Oracle’s High-Wire Act: $553 Billion Backlog Meets $125 Billion Debt as AI Buildout Accelerates
21.05.2026 - 13:32:14 | boerse-global.de
Oracle’s order book paints a picture of unstoppable momentum. Contracted but unrealized revenue hit $553 billion in the fiscal third quarter, a 325% surge from a year earlier. Yet the company’s balance sheet tells a more complicated story: total debt stands at roughly $125 billion, and capital spending plans for the current fiscal year amount to $50 billion — a sum that has pushed free cash flow into negative territory by nearly $25 billion.

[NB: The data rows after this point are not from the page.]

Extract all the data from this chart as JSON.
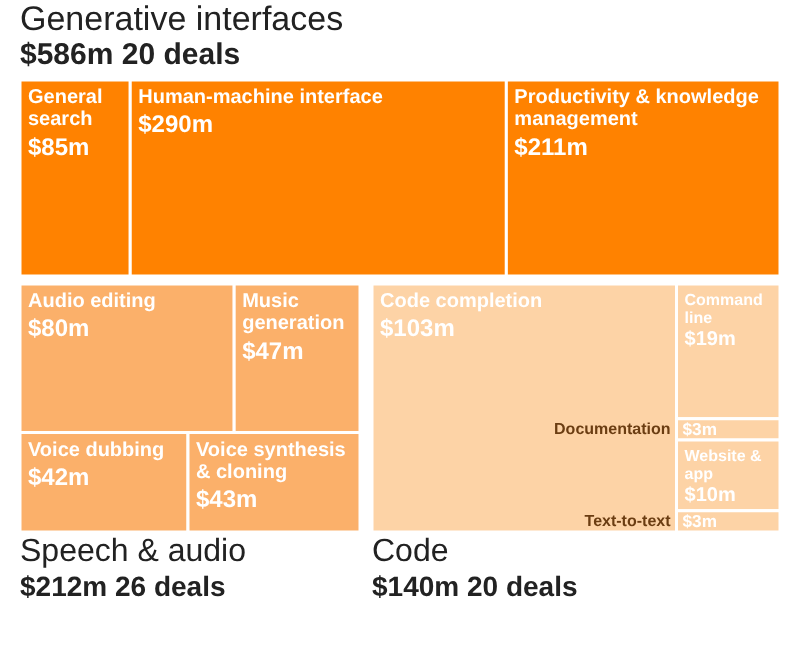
{
  "chart_data": {
    "type": "other",
    "categories": [
      "General search",
      "Human-machine interface",
      "Productivity & knowledge management",
      "Audio editing",
      "Music generation",
      "Voice dubbing",
      "Voice synthesis & cloning",
      "Code completion",
      "Command line",
      "Documentation",
      "Website & app",
      "Text-to-text"
    ],
    "series": [
      {
        "name": "Generative interfaces",
        "color": "#ff8200",
        "values": [
          85,
          290,
          211,
          null,
          null,
          null,
          null,
          null,
          null,
          null,
          null,
          null
        ],
        "value_labels": [
          "$85m",
          "$290m",
          "$211m",
          null,
          null,
          null,
          null,
          null,
          null,
          null,
          null,
          null
        ]
      },
      {
        "name": "Speech & audio",
        "color": "#fbb06a",
        "values": [
          null,
          null,
          null,
          80,
          47,
          42,
          43,
          null,
          null,
          null,
          null,
          null
        ],
        "value_labels": [
          null,
          null,
          null,
          "$80m",
          "$47m",
          "$42m",
          "$43m",
          null,
          null,
          null,
          null,
          null
        ]
      },
      {
        "name": "Code",
        "color": "#fdd3a6",
        "values": [
          null,
          null,
          null,
          null,
          null,
          null,
          null,
          103,
          19,
          3,
          10,
          3
        ],
        "value_labels": [
          null,
          null,
          null,
          null,
          null,
          null,
          null,
          "$103m",
          "$19m",
          "$3m",
          "$10m",
          "$3m"
        ]
      }
    ],
    "annotations": [
      "$586m 20 deals",
      "$212m 26 deals",
      "$140m 20 deals"
    ]
  }
}
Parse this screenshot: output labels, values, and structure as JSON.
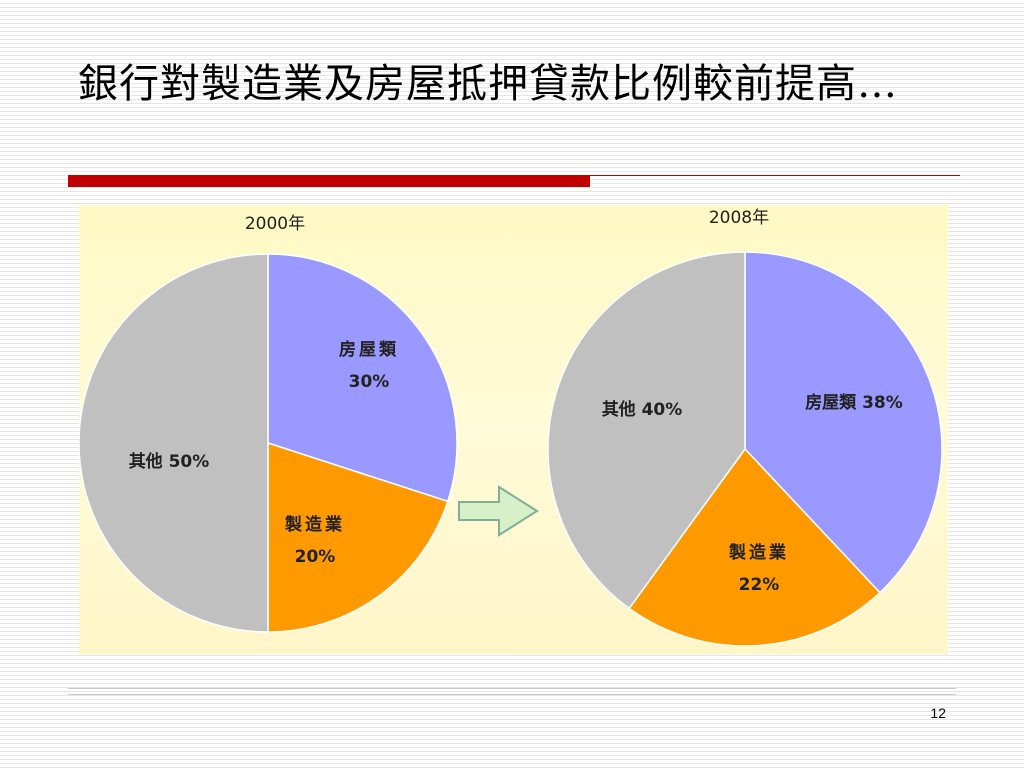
{
  "slide": {
    "title": "銀行對製造業及房屋抵押貸款比例較前提高…",
    "page_number": "12"
  },
  "colors": {
    "housing": "#9999ff",
    "manufacturing": "#ff9900",
    "others": "#c0c0c0",
    "title_rule": "#c00000",
    "panel_background": "#fff9c4",
    "arrow_fill": "#d8f0c8",
    "arrow_stroke": "#7fae9a"
  },
  "arrow_icon": "right-arrow-icon",
  "chart_data": [
    {
      "type": "pie",
      "title": "2000年",
      "slices": [
        {
          "label": "房屋類",
          "value": 30,
          "display": "30%",
          "color": "#9999ff"
        },
        {
          "label": "製造業",
          "value": 20,
          "display": "20%",
          "color": "#ff9900"
        },
        {
          "label": "其他",
          "value": 50,
          "display": "50%",
          "color": "#c0c0c0"
        }
      ]
    },
    {
      "type": "pie",
      "title": "2008年",
      "slices": [
        {
          "label": "房屋類",
          "value": 38,
          "display": "38%",
          "color": "#9999ff"
        },
        {
          "label": "製造業",
          "value": 22,
          "display": "22%",
          "color": "#ff9900"
        },
        {
          "label": "其他",
          "value": 40,
          "display": "40%",
          "color": "#c0c0c0"
        }
      ]
    }
  ]
}
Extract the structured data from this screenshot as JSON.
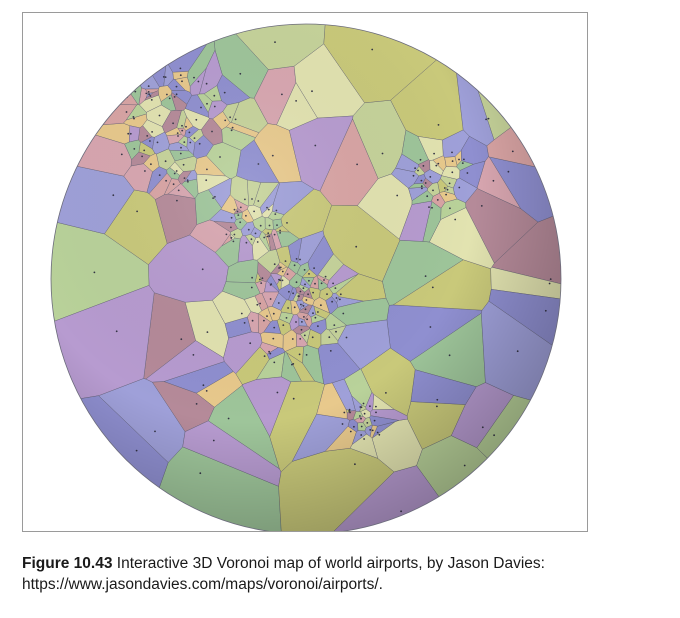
{
  "figure": {
    "label": "Figure 10.43",
    "caption_text": " Interactive 3D Voronoi map of world airports, by Jason Davies:",
    "url": "https://www.jasondavies.com/maps/voronoi/airports/."
  },
  "graphic": {
    "palette": [
      "#9fa0d9",
      "#c9c97a",
      "#b9d29a",
      "#d8a6b0",
      "#e8c98c",
      "#b79bd0",
      "#9ec59a",
      "#c6d39a",
      "#8f8fd0",
      "#d9a4a4",
      "#e2e3b0",
      "#b58a99"
    ],
    "edge_color": "#55556a",
    "shading_color": "#27284a"
  }
}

The tension between these two numbers defines the investment case today. On one side, the backlog offers rare visibility into future revenue streams. On the other, the sheer scale of borrowing required to build out AI and cloud infrastructure has split the analyst community. Wedbush raised its price target to $275, arguing that investors underestimate the “demand visibility” from the current AI investment cycle. Oppenheimer went a step further, lifting its target to $235 and naming Oracle its “top pick.” Bank of America maintains a buy at $200, while RBC Capital stays on the sidelines with a “hold” rating, flagging financing risks tied to the elevated capital expenditures. The consensus remains a “moderate buy” with an average target near $243.
The spending spree is no accident. Oracle was the first major cloud provider to integrate Nvidia’s new Vera processors at scale, betting that the insatiable demand for AI computing power will reward early movers. That bet is already paying off in one key segment: revenue from AI infrastructure jumped 243% year-over-year in the fiscal third quarter, helping total corporate revenue climb to $17.2 billion. The client roster reads like a who’s who of tech heavyweights — AMD, Meta, OpenAI, xAI, TikTok, and Nvidia itself. An expanded partnership with Google Cloud now allows joint customers to access Gemini AI natively.
Should investors sell immediately? Or is it worth buying Oracle?
To fund the next phase of buildout, management plans to raise up to $50 billion through a mix of equity and debt. The fresh capital will flow directly into data-center expansion, where capacity is already stretched thin. A $29 billion shift in payment terms — customers increasingly paying upfront — should eventually stabilize cash flow once those projects go live.
Despite the operational momentum, Oracle’s stock sits roughly 42% below its 52-week high of €280.70, currently trading around €162. The shares have recovered smartly from their February trough and now stand above short-term moving averages, but a volatility reading of nearly 64% underscores lingering market jitters. The next major checkpoint arrives in June 2026, when the company reports fiscal fourth-quarter results. Management has guided for earnings per share between $1.96 and $2.00 — a figure that will either confirm or challenge the backlog-driven optimism that has buoyed analyst targets in recent weeks.